The Fixer

“Your father stopped by earlier this week to talk to Ivy.” I needed a subject change, and that did the trick. Adam’s jaw ticked slightly. An instant later, he wiped all trace of emotion from his face: not a hint of a smile, not a hint of a frown.

 

“You didn’t know,” I realized. I’d assumed that Ivy would have told him.

 

“Did you and my father meet?” Adam almost managed to keep his voice level, but I caught the tension underneath. He wanted me to tell him that the answer was no. He wanted me kept away from his father.

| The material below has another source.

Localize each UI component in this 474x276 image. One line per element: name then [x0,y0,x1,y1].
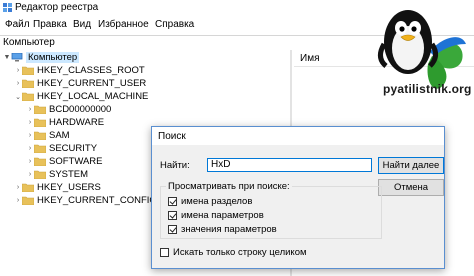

I turned that over in my mind and thought of Bodie catching sight of William Keyes and ordering me to stay in the car.

 

“No,” I told Adam, noting the relief that flickered briefly across his face. “We didn’t.”

 

 

 

 

 

CHAPTER 18

 

The next morning, I put on a faded black dress and went downstairs to wait for Ivy.

 

“Going somewhere?” Bodie asked me.

 

I didn’t quite meet his eyes. “Justice Marquette has a grandson who goes to Hardwicke.” As far as excuses went, that was a flimsy one. “He’s a friend of a friend.”

 

That was stretching the truth, given that I didn’t have much in the way of friends at Hardwicke.

 

Bodie raised an eyebrow at me. “So you’re going to the funeral.”

 

“Yes.”

 

“For the grandfather of a friend of a friend,” Bodie reiterated.

 

I shrugged and headed for the car. “It feels like the right thing to do.” I wasn’t talking about my tenuous connection to Henry Marquette, and we both knew it.

 

Maybe Adam was right. Maybe Ivy needed me. Or maybe she didn’t. But no one should have to go to a funeral alone.

 

 

 

“Theodore Marquette served this country long and well.” President Peter Nolan stood at the podium. He had a weighty presence and a powerful speaking voice. As he eulogized, Ivy’s hand found its way into mine. She didn’t keep hold of it for long. But even that fleeting moment of physical contact told me that I’d been right to come.

 

I knew in my gut that she was thinking about our parents’ funeral. My own memories of it were fuzzy.

 

I remember it was summer. My dress was blue. A pale baby blue that stuck out among a sea of black. I remembered being passed from arm to arm. I remembered eating food. I remembered being sick all over the floor. I remember Ivy carrying me upstairs. I remember my head against her chest.

 

“Most of us go through the day unaware of the impact we have on each other, the mark we leave on this world—but not Theo. He felt that responsibility, on the bench and in his daily life, to leave this world a better place than he’d found it. It sounds pat to say that he was a good man, a wise man, a fair man.” The president paused for a moment. “I’m going to say it anyway. He was a good man.” The president’s voice reached every corner of the chapel. “He was a wise man. He was a fair man.”

 

Stained glass cast colored light onto the casket, which had been wrapped in an American flag, like the flags that flew at half-mast throughout the country in Justice Marquette’s honor.

 

“Theodore Marquette was a husband who’d buried his wife.” The president’s voice rolled over me. Even giving a eulogy, its tone said trust me, listen to me, follow me. “A father who’d buried his son. He was a fighter who never gave in to grief, to opposition, to the days and the nights and the months and the years when life was hard. He played a mean game of pool. I know from experience that the only way the man could sing ‘Happy Birthday’ was at the top of his lungs.”

 

There was a scattering of chuckles.

 

“Theo was a proud grandfather, a devoted civil servant.” The president paused and lowered his head. “He left this world a better place than he’d found it.”

 

There were other speakers, hymns, prayers.

 

I remember it was summer. My dress was blue.

 

The pallbearers came forward: five men, a woman, a boy. I recognized the woman and realized that she and the men were Justice Marquette’s colleagues, justices who’d sat beside him on the bench. It didn’t matter whether they’d found themselves siding with or against him in court; there was grief etched into their faces as they walked in perfect step to carry the casket down the aisle.

 

The last pallbearer was my age. He was biracial, with strong features made stronger by the terse set of his jaw. The justice’s grandson. It had to be. I watched him, his stare locked straight ahead as he and six Supreme Court justices carried his grandfather’s casket out into the sun.

 

“Come on, Tess,” Ivy said softly as the funeral goers began to push out of the chapel. We made our way to the end of the pew. As Ivy stepped into the aisle, someone took her arm.

 

Adam’s father.

 

I froze, but as the crowd pushed gently forward, I snapped out of it and stepped into the aisle behind them.

 

“William,” Ivy greeted him coolly. She didn’t attempt to pull away from his hold. As they walked side by side, I found myself wondering who was leading whom.